In the play, the Waterpeople arrive while the sons and daughters of Africa are fighting among themselves over how to govern their own affairs. The “First Water-man” is a Christian missionary who has come to Africa to make converts; the second is a trader who sets up a shop for buying and selling; the third is a white settler in search of land; the fourth is a colonial administrator with plans to build a railway for exporting gold.

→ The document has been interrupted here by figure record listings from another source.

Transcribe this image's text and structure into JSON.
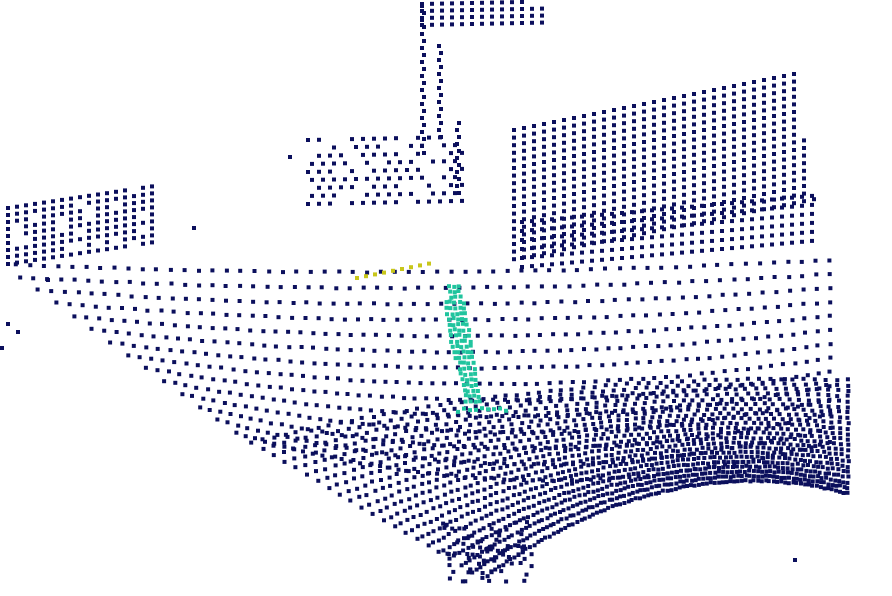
{
  "scene": {
    "kind": "lidar-point-cloud",
    "background": "#ffffff",
    "point_marker": "square",
    "classes": [
      {
        "key": "background",
        "color": "#0b0f5c"
      },
      {
        "key": "person",
        "color": "#20c49e"
      },
      {
        "key": "small-object",
        "color": "#c8c61a"
      }
    ]
  }
}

The Waterpeople were brandishing muskets, and even the missionary proved to be an excellent marksman. The African pastor who handed me the play explained that de Graft’s work would help me understand the mindset of many Africans, especially those who were university educated. African Christians, I was to learn, remember that the Western missionary arrived along with the settler, the trader, and the colonial administrator—often on the same ships. More discerning Christians, he informed me, understood that the missionary had different aims. However, he continued, it was important for me to understand that a new generation of African leaders had emerged who would not abide anything that resembled Western superiority. The end of white rule in non-Western nations, he wanted me to understand, also meant the end of any hint of white rule in the African church.
Christians in Africa, Asia, and Latin America want (and deserve) to work with the church in the Western world as coequals in the gospel for the cause of global missions. Church leaders in the non-Western world are keenly aware of the history of subjugation that they and their forefathers have endured. They do not want to be ignored, bypassed, looked down on, or patronized by the Western church—arriving in their country to carry out their work independently as though no African, Asian, or Latin American church actually exists. They want the Western church to serve with them in common witness. They also want Western church leaders to acknowledge them, respect them, and listen to them. They want Western Christians to first understand their needs and then come and serve alongside them.
It is easy to mistake the hospitality offered by the people of the non-Western world to Western visitors for willing subservience. But it is critical to understand that attitudes toward North Americans and Europeans have changed during the 20th century and that even hospitable hosts are aware of the long history of cultural and racial superiority.
Bishop Oscar Muriu is an influential Christian leader on the African continent who has also become a personal friend. I have been the recipient of his kind hospitality on many occasions, and he has been a guest in my home on more than one occasion. We have had many frank discussions over good meals. In a recent exchange, I was soliciting his counsel on a matter related to missions, and he opined (again) about “all the white people from the West...dreaming [about missions] in the 2/3 world.”
Our non-Western brethren want us to be engaged in mission, but they don’t want to be ignored, especially when we are planning mission initiatives in their own backyard! As the Kenyan activist and photojournalist Boniface Mwangi put it in a 2015 op-ed published in the The New York Times: “If you want to come and help me, first ask me what I want…then we can work together.” It is not the “The White Man’s Burden” to save the world; it is the responsibility of the whole church to take the whole gospel to the whole world.